The interaction between smoking and oral contraceptive (OC) use with respect to thrombogenesis was investigated by studying the effects of OC and smoking on urinary prostacyclin (PGI2) and thromboxane A2 (TxA2) metabolite levels in smokers and nonsmokers. Sixty healthy women, aged 19-32 years, who were not taking any hormonal treatment for at least 3 months before initiating the study, were divided into three equal groups: OC users who smoked (N = 20), OC users who did not smoke (N = 20), and a control group of 10 smokers and 10 nonsmokers. Each OC treatment group was randomized to receive either norethindrone (NET) acetate (1 mg)/ethinyl estradiol (EE2) (35 micrograms) (N = 10) or NET acetate (1 mg)/EE2 (20 micrograms) (N = 10) daily for 3 months.

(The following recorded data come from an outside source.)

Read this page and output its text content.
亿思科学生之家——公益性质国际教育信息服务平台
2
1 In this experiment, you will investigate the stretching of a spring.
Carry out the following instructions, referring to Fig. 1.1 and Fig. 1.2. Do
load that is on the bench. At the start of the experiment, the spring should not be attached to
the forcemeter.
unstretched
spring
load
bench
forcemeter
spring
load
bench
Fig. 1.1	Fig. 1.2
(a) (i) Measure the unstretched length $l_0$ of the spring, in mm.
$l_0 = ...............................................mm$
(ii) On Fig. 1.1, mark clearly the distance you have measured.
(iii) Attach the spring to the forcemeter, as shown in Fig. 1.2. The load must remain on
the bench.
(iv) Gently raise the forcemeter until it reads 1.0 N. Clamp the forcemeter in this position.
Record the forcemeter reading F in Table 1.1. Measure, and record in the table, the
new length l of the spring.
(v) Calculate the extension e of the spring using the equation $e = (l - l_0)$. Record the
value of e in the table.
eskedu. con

Overnight urine collections and fasting blood samples were obtained at baseline and at the end of the 3-month study. Serum levels of NET and EE2, as well as urinary levels of cotinine and the stable metabolites of PGI2 and TxA2, namely 6-keto-prostaglandin F1 alpha (6-keto-PGF1 alpha) and thromboxane (TxB2), respectively, were measured by specific immunoassays. Analysis of pre- to posttreatment changes in mean urinary 6-keto-PGF1 alpha and TxB2 levels for each subgroup, as determined by smoking status and EE2 dose, showed no statistically significant differences. Also, no significant differences were found in each subgroup with respect to changes in the 6-keto-PGF1 alpha/TxB2 ratios. Large intersubject variability in urinary 6-keto-PGF1 alpha and TxB2 levels were observed in all subgroups. The results of this study indicate that both low-estrogen-dose compounds, when used by smokers or nonsmokers, did not significantly alter the ratio of PGI2 to TXA2 metabolites, compared with pretreatment. However, the small number of subjects and the large intersubject variability in this study make it difficult to determine if there is a significant difference between the 20- and 30-microgram EE2 doses.